7. Un castillo en Bohemia

En silencio, se marcharon de la vieja morada, pero, en lugar de volver hacia los jardines, salieron del ala medieval a la plaza que separaba el ábside de la catedral y el convento de San Jorge, recorrieron la calle del mismo nombre, apenas iluminada, y se adentraron en angostas y oscuras arterias que parecían fallas entre los muros severos de algunas casas nobles o religiosas sin que Morosini hiciera ninguna pregunta. Todavía conmocionado por lo que acababa de presenciar, no estaba muy lejos de creer que el hombre al que seguía lo había trasladado, empleando la magia, a los tiempos de Rodolfo, y esperaba ver surgir en cualquier momento de las tinieblas circundantes alabarderos empuñando sus armas, lansquenetes monstruosos, sirvientes transportando presentes o incluso la escolta de algún embajador.
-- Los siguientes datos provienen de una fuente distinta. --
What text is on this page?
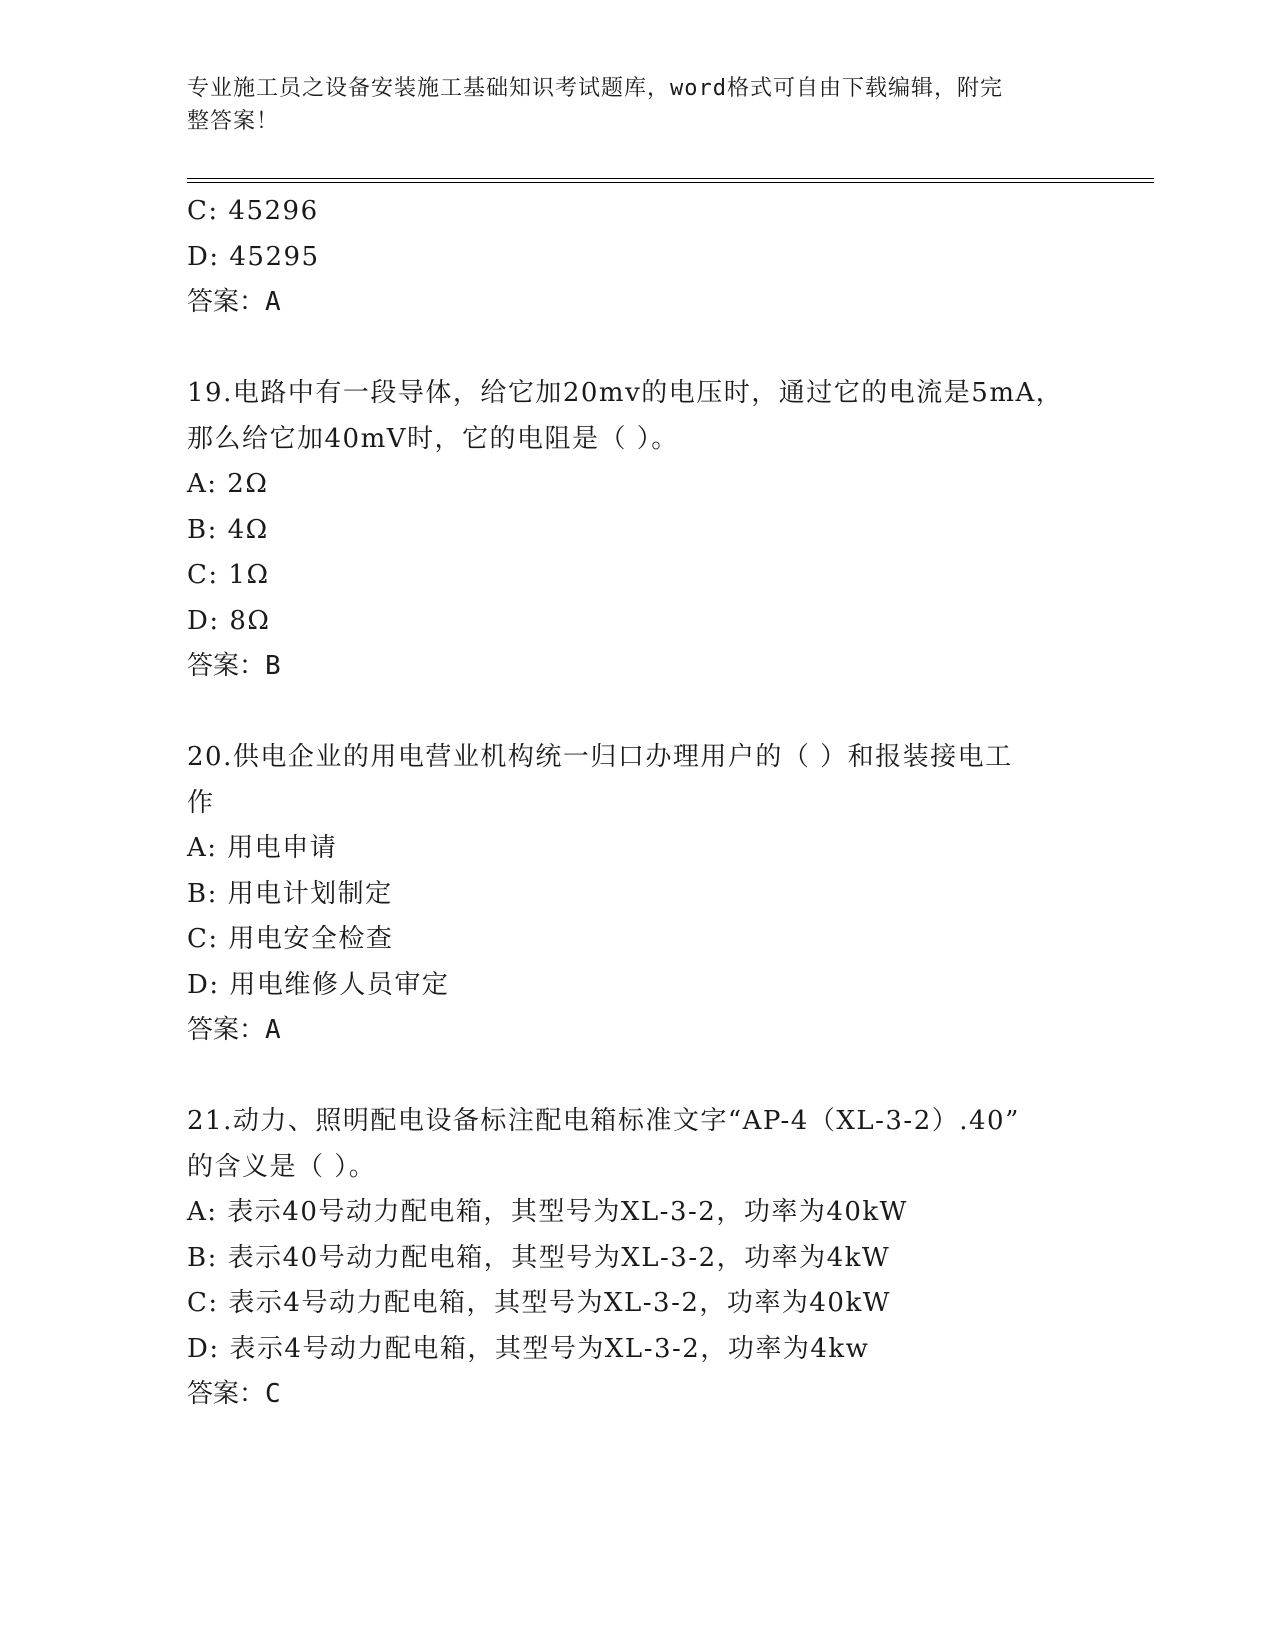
专业施工员之设备安装施工基础知识考试题库，word格式可自由下载编辑，附完
整答案！
C: 45296
D: 45295
答案：A
19.电路中有一段导体，给它加20mv的电压时，通过它的电流是5mA，
那么给它加40mV时，它的电阻是（ ）。
A: 2Ω
B: 4Ω
C: 1Ω
D: 8Ω
答案：B
20.供电企业的用电营业机构统一归口办理用户的（ ）和报装接电工
作
A: 用电申请
B: 用电计划制定
C: 用电安全检查
D: 用电维修人员审定
答案：A
21.动力、照明配电设备标注配电箱标准文字“AP-4（XL-3-2）.40”
的含义是（ ）。
A: 表示40号动力配电箱，其型号为XL-3-2，功率为40kW
B: 表示40号动力配电箱，其型号为XL-3-2，功率为4kW
C: 表示4号动力配电箱，其型号为XL-3-2，功率为40kW
D: 表示4号动力配电箱，其型号为XL-3-2，功率为4kw
答案：C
No despertó de esa especie de sueño hasta el momento en que el gran rabino abrió ante él la puerta de una casita baja pintada de verde manzana, una diminuta casa similar a las vecinas, de colores variados. Recordó entonces haberlas visto durante el día y supo que lo habían llevado a lo que llamaban el callejón del Oro, o de los Orífices. Adosado a la muralla, desde lo alto de la cual se dominaban sus tejados, todos iguales, había sido construido por Rodolfo II para que albergara, según la leyenda, a los alquimistas que el emperador mantenía. [17] Kafka vivió allí en 1917, y más tarde la calle albergó al premio Nobel de Literatura Jaroslav Siefert.

—Pasa —dijo Liwa—. Esta casa es de mi propiedad. Aquí podremos hablar tranquilamente.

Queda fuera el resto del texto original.